UMN committee pushes for student record privacy

The University has never requested mental health records without student consent, but some are pushing make them private.

Northrop Auditorium at the University of Minnesota on April 5, 2015.

Daily File Photo

Northrop Auditorium at the University of Minnesota on April 5, 2015.

Rilyn Eischens

University of Minnesota governance committees are considering a resolution that would request that the school keep student counseling and medical records private.

Members of the University Senate’s Equity, Access and Diversity (EAD) Committee passed the resolution in January.

They started work on the proposal in 2015 after the University of Oregon accessed a student’s counseling records in connection with a lawsuit she filed against the school, sparking a national conversation about the confidentiality of student records.

“We fear that if a student thinks that their records might be used against them … that might dissuade someone or discourage someone from seeking counseling,” said committee chair Jeremy Jenkins.

Additionally, many alumni work for the University after graduation, meaning their records could be accessed by the administration even when they are no longer students, Jenkins said.

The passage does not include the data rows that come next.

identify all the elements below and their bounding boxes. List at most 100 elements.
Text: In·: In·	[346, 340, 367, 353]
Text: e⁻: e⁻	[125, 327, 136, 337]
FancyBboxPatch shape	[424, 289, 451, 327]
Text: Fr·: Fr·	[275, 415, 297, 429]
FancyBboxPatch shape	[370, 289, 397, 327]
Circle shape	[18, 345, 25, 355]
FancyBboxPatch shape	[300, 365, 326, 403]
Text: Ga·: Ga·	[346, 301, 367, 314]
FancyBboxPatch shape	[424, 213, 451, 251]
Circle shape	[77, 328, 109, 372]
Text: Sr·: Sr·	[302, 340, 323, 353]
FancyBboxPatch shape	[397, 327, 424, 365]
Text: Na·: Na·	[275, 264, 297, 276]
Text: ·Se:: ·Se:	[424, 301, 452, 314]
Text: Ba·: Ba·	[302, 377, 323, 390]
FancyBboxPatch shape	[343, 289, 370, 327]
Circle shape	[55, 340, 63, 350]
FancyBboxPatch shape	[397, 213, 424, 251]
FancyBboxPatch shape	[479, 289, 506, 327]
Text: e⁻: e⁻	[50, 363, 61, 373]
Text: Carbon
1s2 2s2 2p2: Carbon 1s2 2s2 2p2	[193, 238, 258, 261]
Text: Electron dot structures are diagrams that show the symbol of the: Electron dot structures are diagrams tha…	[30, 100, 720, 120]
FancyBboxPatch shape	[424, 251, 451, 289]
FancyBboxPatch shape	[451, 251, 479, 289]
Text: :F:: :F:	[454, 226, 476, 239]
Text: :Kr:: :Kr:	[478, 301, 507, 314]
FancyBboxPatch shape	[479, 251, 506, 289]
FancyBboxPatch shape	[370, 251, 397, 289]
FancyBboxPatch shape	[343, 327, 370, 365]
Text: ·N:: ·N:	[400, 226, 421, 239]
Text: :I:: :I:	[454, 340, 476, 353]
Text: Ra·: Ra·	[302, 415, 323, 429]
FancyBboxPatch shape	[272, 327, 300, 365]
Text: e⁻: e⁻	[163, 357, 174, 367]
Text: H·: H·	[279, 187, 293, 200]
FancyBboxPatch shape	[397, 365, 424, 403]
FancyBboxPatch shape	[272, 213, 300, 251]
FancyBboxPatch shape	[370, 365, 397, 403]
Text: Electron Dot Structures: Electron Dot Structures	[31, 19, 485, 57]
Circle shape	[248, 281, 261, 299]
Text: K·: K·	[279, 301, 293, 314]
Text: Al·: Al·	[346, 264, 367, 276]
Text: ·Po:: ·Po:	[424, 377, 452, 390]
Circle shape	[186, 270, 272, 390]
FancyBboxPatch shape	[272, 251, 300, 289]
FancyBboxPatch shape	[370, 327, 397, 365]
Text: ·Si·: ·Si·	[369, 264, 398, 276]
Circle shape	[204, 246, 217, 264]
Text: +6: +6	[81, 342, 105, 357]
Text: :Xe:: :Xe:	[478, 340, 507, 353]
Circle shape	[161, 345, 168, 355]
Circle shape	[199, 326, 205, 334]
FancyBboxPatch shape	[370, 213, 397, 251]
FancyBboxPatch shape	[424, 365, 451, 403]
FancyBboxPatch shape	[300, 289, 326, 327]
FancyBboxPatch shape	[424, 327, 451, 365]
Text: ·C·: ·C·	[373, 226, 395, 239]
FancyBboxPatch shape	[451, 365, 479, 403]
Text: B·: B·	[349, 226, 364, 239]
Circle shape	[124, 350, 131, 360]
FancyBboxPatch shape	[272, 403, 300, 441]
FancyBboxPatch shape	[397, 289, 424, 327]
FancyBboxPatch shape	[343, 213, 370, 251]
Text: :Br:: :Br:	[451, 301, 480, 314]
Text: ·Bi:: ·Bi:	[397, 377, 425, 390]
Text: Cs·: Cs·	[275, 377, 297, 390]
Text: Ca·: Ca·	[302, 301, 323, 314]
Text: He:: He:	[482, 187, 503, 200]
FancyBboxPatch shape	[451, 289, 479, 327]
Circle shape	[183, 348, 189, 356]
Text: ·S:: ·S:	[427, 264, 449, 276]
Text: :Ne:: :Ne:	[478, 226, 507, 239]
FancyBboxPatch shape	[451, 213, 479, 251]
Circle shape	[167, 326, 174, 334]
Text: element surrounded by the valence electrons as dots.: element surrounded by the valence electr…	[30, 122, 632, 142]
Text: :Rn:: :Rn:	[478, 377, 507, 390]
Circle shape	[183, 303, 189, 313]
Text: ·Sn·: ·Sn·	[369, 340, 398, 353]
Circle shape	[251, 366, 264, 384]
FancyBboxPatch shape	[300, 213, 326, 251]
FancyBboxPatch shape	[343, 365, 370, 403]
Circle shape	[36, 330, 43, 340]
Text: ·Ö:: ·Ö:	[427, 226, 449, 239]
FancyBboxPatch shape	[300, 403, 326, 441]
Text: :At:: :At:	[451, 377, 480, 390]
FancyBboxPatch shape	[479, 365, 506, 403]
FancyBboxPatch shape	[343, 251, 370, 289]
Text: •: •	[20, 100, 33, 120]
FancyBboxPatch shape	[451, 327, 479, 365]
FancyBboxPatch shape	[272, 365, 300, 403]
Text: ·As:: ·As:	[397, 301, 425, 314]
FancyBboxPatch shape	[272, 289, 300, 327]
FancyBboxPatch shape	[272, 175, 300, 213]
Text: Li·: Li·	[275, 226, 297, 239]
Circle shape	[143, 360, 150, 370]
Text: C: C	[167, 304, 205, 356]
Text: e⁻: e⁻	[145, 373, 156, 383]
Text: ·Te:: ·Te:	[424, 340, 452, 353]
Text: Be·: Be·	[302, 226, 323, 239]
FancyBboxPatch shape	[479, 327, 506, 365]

“The University [isn’t] going to jump at the chance to rifle through people’s records, but we think this is consistent with President Kaler’s commitment to mental health,” Jenkins said.

The resolution requests the University administration promise not to access student counseling or medical records except in the cases of a court order, written consent from the student or lawsuits directly related to the treatment or payment for those services.

Campus counseling and medical records fall under the federal Family Educational Rights and Privacy Act, the resolution says.

The resolution states that FERPA allows universities to access a student’s counseling and medical records, which is a common misconception, said Steven McDonald, general counsel for the Rhode Island School of Design and FERPA expert.

“This is a fundamental disconnect … It would be more accurate to say FERPA doesn’t prohibit the sharing of records,” McDonald said, adding that most states have more restrictive privacy laws governing privacy of records that would overrule FERPA, he said.

McDonald said the Oregon case had been widely misunderstood.

In most states, if a plaintiff alleges mental distress — as did the University of Oregon student — he or she waives the confidentiality privilege of records that could disprove distress, he said.

Katie Eichele, Aurora Center director, consulted with EAD when they were working on the resolution. She said records held by the center are covered by FERPA and a number of other state laws.

When a client comes to the Aurora Center for counseling, they sign a client-advocate confidentiality agreement to ensure they understand privacy rights and limitations, Eichele said.

In the case of a lawsuit, the Aurora Center would only permit access to therapy records if they are subpoenaed or if the client sues the Aurora Center directly, she said.

University Student Counseling Services (SCS) Director Glenn Hirsch also talked with EAD members.

He said in the ten years he has held his position, the University has never requested access to records without student consent. He hasn’t heard concerns from students about this issue, but there is the potential for a chilling effect, he said.

If the University were to request a student’s records, SCS would first inform the client and discuss whether he or she would be comfortable signing a release form, he said.

“If the student were not comfortable with it, then I think we would have to take that on a case-by-case basis and discuss what we would be obligated to do,” he said.

SCS follows federal and state laws governing confidentiality of records as well as University policy and ethical guidelines, Hirsch said.

Sometimes there are conflicts between the various levels of regulation that make it hard to predict how these hypothetical situations would play out, he said.

“There can be a regulation at one level that says yes, it is okay to release this record, but for example at the state level there may be a law against that, or a law may say you can do it, but ethical principles say that you can’t,” he said. “We have a number of different things that guide us.”

Typically, SCS only releases records without student consent if there is a court order, which is typical for mental health professionals, Hirsch said.

Several other committees, including the Disability Issues Committee, have passed the resolution, and it is scheduled for discussion at the University Senate meeting in April, Jenkins said.